Investors are likely to focus on a policy meeting of the U.S. Federal Reserve on Tuesday and Wednesday, where the Fed could take steps to increase downward pressure on longer-term interest rates to help spur a recovery of the world’s largest economy.

“The main event for this week is likely to be the Fed meeting and that is something that will likely guide most markets towards the end of the week,” Danske Bank analyst Christin Tuxen said.

“We’re expecting that we’ll see some new stimuli measures being announced by the Fed but to a very large extent, this is probably already priced in the market so in that sense, I do not think it’s going to be a major relief for base metal markets.”


Copper’s weakness was also influenced by the partial end to a strike at Freeport McMoRan’s Grasberg mine in Indonesia.

More than a thousand workers have returned to the mine, the company said on Monday, leading the union to say some production has restarted at the world’s third-biggest copper mine. But workers have yet to agree a pay deal with the company, a union official said.

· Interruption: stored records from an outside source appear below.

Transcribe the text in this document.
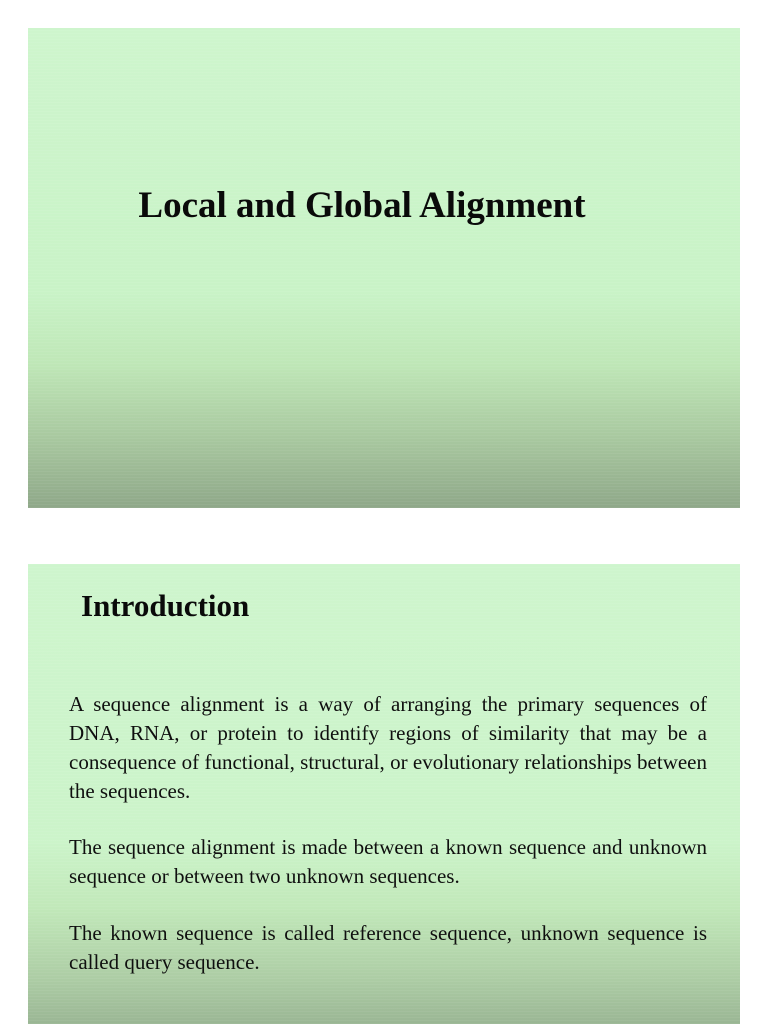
Local and Global Alignment
Introduction

A sequence alignment is a way of arranging the primary sequences of DNA, RNA, or protein to identify regions of similarity that may be a consequence of functional, structural, or evolutionary relationships between the sequences.

The sequence alignment is made between a known sequence and unknown sequence or between two unknown sequences.

The known sequence is called reference sequence, unknown sequence is called query sequence.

Further downside pressure came from overnight inventory data showing copper stocks at LME-approved warehouses rose 3,100 tonnes to 469,125 tonnes, their highest level since late July.

Also likely to weigh on global demand for copper is the prospect that the world’s two biggest developing nations are expected to stay in a monetary tightening mode.

Chinese Premier Wen Jiabao is still worried about high prices, according to a statement on the central government’s website on Friday, signaling that the end of the country’s tightening cycle is still not in sight.

“People are worried about whether real demand is going to be there for the reminder of the year. There is talk that there has been a pretty big build up of copper semis inventories in the last four weeks,” one London-based market source said.

Elsewhere, India raised interest rates for the 12th time in 18 months on Friday and signaled more was to come, confounding expectations that it was coming to the end of its tightening cycle.